At its most basic level, it is a civil wrong against another, other than wrongs involving contracts. There are several categories of torts, but I’ll save you the boring legal jargon.

Some examples of common tort claims include:

  • Intentional Torts
    • Assault:Intentionally causing the reasonable apprehension of an immediate harmful or offensive contact.  No physical contact is required.
    • Battery: Bringing about harmful or offensive contact with a person (or something within close proximity to that person) without that person’s consent.  This requires physical contact.
    • False Imprisonment: Intentionally confining another without legal authority.
    • Intentional Infliction of Emotional Distress: Conduct that causes extreme emotional distress.
  • Property Torts
    • Trespass to Land:Intentionally entering the land of another without that person’s permission.
    • Conversion: Willfully interfering with another person’s personal property in such a way that it deprives that person possession of the same.
  • Dignitary Torts
    • Defamation: Making a false statement about a person that harms his or her reputation.  The statement must be made to a third party.

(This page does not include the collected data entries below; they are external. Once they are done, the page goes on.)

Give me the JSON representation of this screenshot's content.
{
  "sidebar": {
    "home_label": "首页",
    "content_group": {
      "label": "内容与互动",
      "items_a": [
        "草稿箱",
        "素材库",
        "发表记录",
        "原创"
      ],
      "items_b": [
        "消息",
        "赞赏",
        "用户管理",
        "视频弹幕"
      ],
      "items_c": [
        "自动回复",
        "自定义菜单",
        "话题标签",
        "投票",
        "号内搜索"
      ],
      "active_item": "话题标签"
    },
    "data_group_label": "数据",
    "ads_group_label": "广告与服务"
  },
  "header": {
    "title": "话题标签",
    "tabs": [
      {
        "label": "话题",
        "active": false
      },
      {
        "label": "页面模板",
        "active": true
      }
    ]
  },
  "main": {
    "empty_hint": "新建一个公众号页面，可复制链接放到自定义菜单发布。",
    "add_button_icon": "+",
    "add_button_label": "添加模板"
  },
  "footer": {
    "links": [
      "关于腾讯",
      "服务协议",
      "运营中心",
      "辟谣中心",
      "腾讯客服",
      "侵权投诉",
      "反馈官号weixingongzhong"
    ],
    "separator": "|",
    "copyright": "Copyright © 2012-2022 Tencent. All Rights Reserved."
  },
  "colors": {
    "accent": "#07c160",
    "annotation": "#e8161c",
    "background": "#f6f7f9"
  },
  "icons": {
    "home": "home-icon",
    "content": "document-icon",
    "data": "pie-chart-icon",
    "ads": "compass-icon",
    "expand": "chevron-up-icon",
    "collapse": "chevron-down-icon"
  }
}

    • Invasion of Privacy: Simply, intruding into another’s personal life without just cause.  This is rare.
  • Economic Torts
    • Fraud: Deceiving another for personal gain.
    • Tortious Interference: Knowingly interfering with the business relationship of another.

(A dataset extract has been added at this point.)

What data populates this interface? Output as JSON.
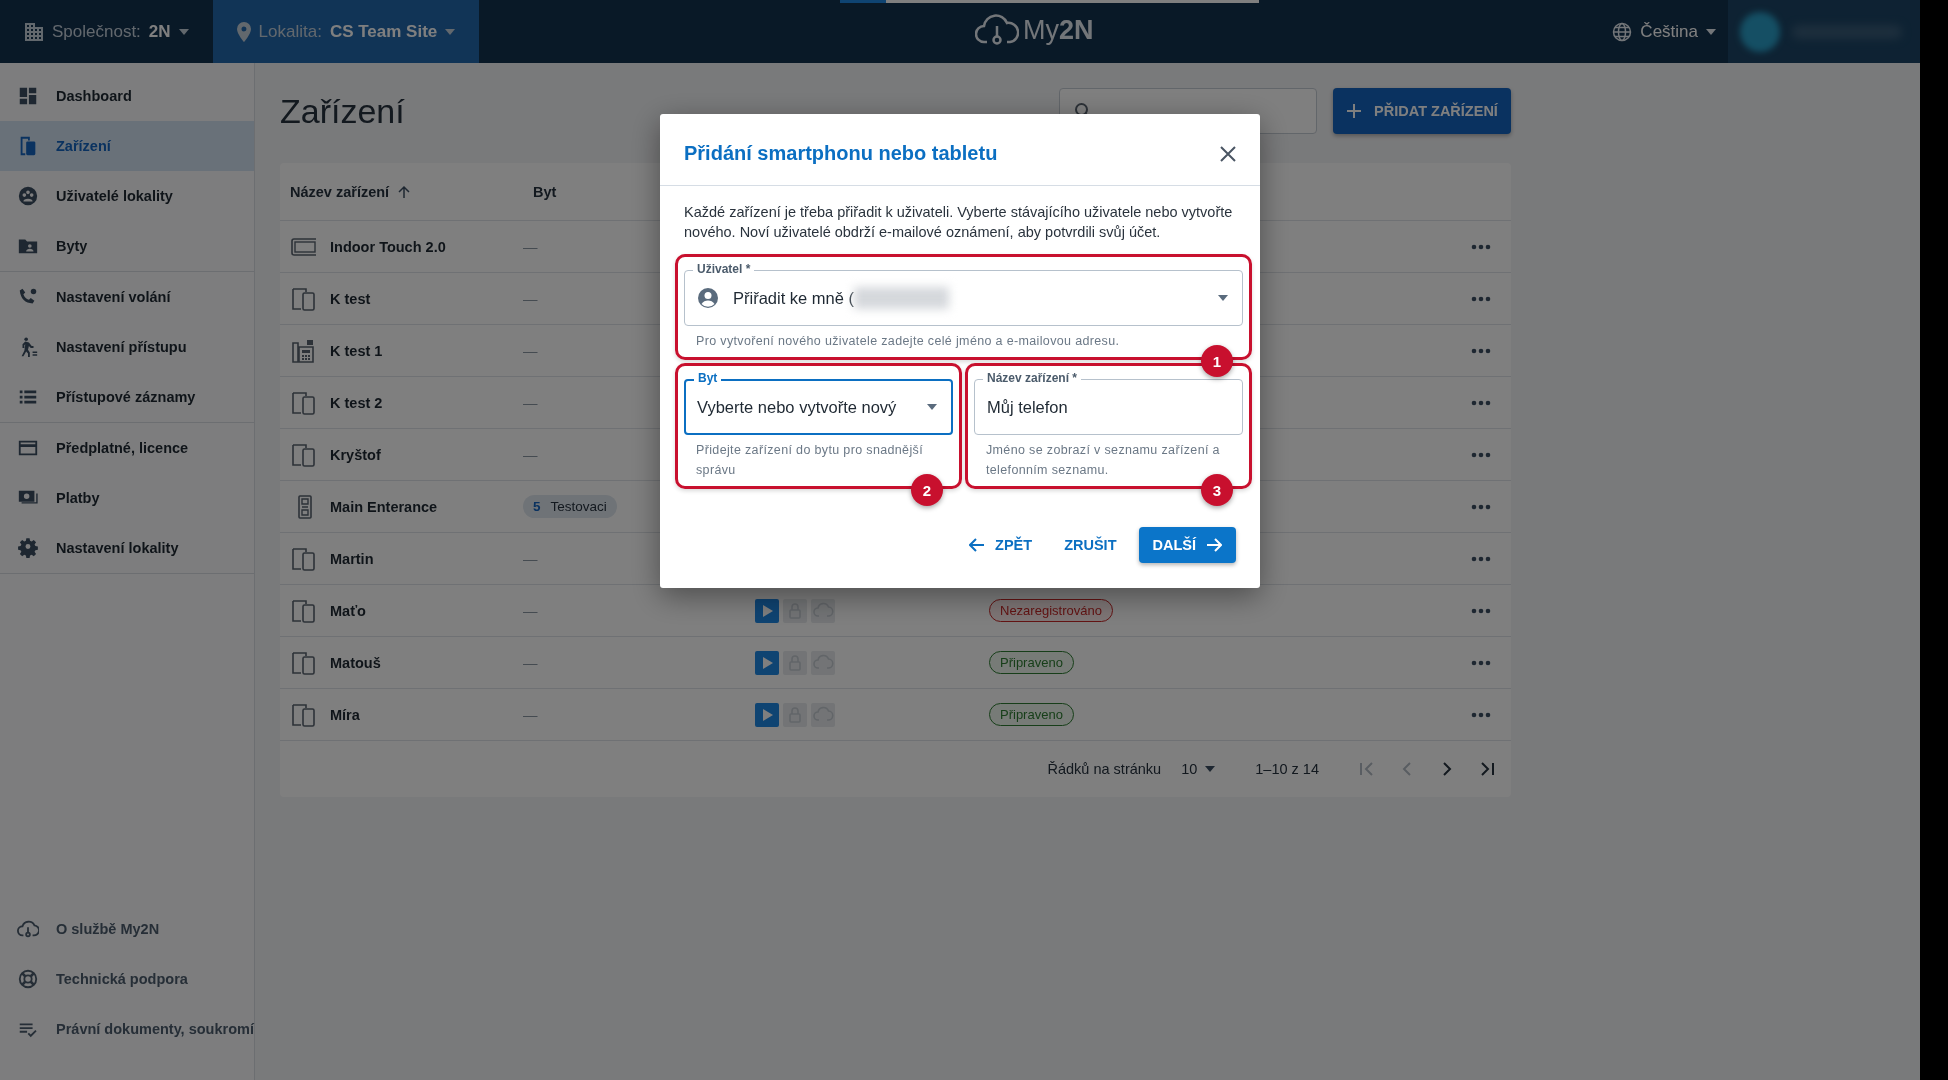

  • Negligence (by far the most common): The failure to exercise the care that a reasonably prudent person would exercise in similar circumstances.  This is a harm caused by carelessness, not intentional harm.
This list is not exhaustive, I just picked the ones you probably hear about the most.  There are a variety torts, but the thing you should know most of all is that these are not punishable criminally.  How do you win?  Money, usually.  Thus, when you’re sitting on a jury and the defendant really did do it, don’t be offended when the plaintiff asks to be awarded money.